= Bogusław Bobrański =

Polish chemist (1904–1991)

Bogusław Bobrański

Bogusław Bobrański (/pl/; 10 May 1904 in Nowy Sącz - 1991) was a Polish chemist. He was the rector of Wrocław Medical University from 1957 - 1962.

== Biography ==
Graduating in Chemistry from the Lviv Polytechnic, Bobrański received his engineering diploma in 1926. He worked in the Department of Organic Chemistry of his university under the supervision of Prof. Edward Sucharda.

Bobrański obtained his doctorate in 1929 and habilitation in 1932. He became head of the Department of Organic and Pharmaceutical Chemistry at the Pharmacy Department of the Jan Kazimierz University in Lviv . During the war, he briefly worked as a professor at the National Institute of Medicine in Lviv, managing the Department of Pharmaceutical Chemistry.

After the forced eviction from Lwów in 1946, he found himself in Wrocław. He worked at the Pharmaceutical Department at the Faculty of Medicine at the local Polytechnic and University. He became the head of the Department of Organic and Pharmaceutical Chemistry at the Wrocław Medical Academy. In 1956 he was appointed full professor.

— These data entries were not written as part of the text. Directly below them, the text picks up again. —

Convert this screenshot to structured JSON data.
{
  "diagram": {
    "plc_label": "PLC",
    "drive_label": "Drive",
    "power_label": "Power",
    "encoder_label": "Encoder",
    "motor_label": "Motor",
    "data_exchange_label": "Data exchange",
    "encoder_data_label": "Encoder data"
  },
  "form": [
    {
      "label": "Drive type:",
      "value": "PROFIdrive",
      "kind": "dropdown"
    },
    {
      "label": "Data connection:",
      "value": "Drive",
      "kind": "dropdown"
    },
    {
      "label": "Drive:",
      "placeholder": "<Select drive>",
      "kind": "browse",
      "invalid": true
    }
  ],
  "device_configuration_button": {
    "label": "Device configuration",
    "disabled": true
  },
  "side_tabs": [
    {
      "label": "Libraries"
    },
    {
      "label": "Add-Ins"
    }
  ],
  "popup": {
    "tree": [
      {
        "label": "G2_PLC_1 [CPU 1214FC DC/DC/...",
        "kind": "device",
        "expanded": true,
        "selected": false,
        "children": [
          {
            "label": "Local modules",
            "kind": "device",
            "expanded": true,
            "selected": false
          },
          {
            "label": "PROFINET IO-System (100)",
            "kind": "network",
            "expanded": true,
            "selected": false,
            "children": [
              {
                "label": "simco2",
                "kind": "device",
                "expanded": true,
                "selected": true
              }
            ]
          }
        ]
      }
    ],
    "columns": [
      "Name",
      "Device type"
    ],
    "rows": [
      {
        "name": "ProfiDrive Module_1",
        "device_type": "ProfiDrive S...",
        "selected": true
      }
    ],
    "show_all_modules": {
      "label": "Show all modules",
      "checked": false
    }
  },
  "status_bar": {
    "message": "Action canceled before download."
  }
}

Bobrański conducted extensive research on organic compounds, especially on psychotropic drugs. In 1956 he synthesised the barbiturate compound proxibarbital, which found medical application in Poland under the trade name of Ipronal, and in Hungary under the name Vasalgin. He also developed industrially attractive total syntheses of caffeine and theophylline, starting from urea.

In addition to academic textbooks, he wrote 150 experimental works in Poland and abroad. A promoter of sixteen doctoral dissertations, five of Prof. Bobrański's doctoral students later became professors in their own right.